Soon the lush green fields of waving grain will take on a yellow hue and turn to gold as harvest nears. Then the large, lumbering combines will roll out, chewing up the grain and spitting out the straw. Within a few weeks, with good weather, harvest will near an end, but it wasn't always that way. In the early decades of the twentieth century, harvesting grain was labor intensive, more than what the local farmers could handle on their own. And so it was on this date in 1922 that Governor R. A. Nestos announced that almost 25,000 additional hands would be required for harvesting a bumper crop, including an estimated 94 million bushels of wheat, 24 million bushels of rye, 20 million bushels of potatoes as well as record crops of oats and barley.

The North Dakota Department of Agriculture was already advertising for workers and they asked each community to utilize their own resources to encourage farmhands to come to North Dakota.
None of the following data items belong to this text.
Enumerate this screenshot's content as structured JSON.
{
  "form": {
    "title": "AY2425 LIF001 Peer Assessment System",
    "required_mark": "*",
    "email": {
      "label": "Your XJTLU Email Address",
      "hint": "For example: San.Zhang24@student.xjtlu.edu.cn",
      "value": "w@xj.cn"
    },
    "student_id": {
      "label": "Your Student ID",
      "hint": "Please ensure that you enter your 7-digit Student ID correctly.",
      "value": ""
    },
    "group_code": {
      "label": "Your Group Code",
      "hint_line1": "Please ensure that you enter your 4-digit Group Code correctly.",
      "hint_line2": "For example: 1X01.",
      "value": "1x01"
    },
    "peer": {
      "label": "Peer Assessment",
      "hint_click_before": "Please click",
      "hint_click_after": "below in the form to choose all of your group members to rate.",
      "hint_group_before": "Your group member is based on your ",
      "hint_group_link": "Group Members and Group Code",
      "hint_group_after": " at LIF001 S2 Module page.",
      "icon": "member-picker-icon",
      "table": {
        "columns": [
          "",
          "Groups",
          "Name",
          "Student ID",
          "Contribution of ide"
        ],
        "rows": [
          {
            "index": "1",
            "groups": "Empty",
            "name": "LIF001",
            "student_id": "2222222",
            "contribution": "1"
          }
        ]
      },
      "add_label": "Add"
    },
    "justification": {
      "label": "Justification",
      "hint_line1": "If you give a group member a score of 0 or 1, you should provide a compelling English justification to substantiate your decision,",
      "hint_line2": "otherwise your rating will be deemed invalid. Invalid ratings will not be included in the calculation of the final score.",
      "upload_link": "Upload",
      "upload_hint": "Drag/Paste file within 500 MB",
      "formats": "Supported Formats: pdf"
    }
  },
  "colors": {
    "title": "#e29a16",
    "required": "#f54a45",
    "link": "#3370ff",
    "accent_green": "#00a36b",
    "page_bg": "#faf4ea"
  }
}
Crop prices were low, so it was advised that incentives be offered to the young men from farms in Iowa, Minnesota, Illinois and Wisconsin who were trained in this work. So great was the need for threshing crews that all four of the major railroads operating in the state were willing to reduce their fares from August 1st to the 15th to a flat fee of $5.00 for any laborers from the Midwestern states willing to work in the field. The Ag Department even established a headquarters in Minneapolis to assemble crews with each crew consisting of five men. County agents would handle the crews once they arrived, and farmers were asked to provide the agents with the number of men they needed to get the job done. Local bankers were willing to advance the rail fares for able-bodied men.

Wages were set for each job. Those producing the shocks got $3.00 per day, while the per day threshing wages were posted at $3.25 for a field pitcher, $3.50 for teamsters, $3.75 for spike pitchers using two pitchers or $4.00 where only one spike pitcher was used to pitch the shocks into the threshing rig. Workers were expected to deliver a day's work for a reasonable day's pay.

Except for a few regional celebrations, threshing rigs are all but extinct these days. Occasionally, when traveling the back roads of the state, you'll see one them, looking like an old, rusty, prairie dinosaur sitting on top of a distant hill, a mere remnant of the days when the bustle of sweat-soaked men and horses, golden straw piles and clouds of dust dotted the rich farmlands of North Dakota.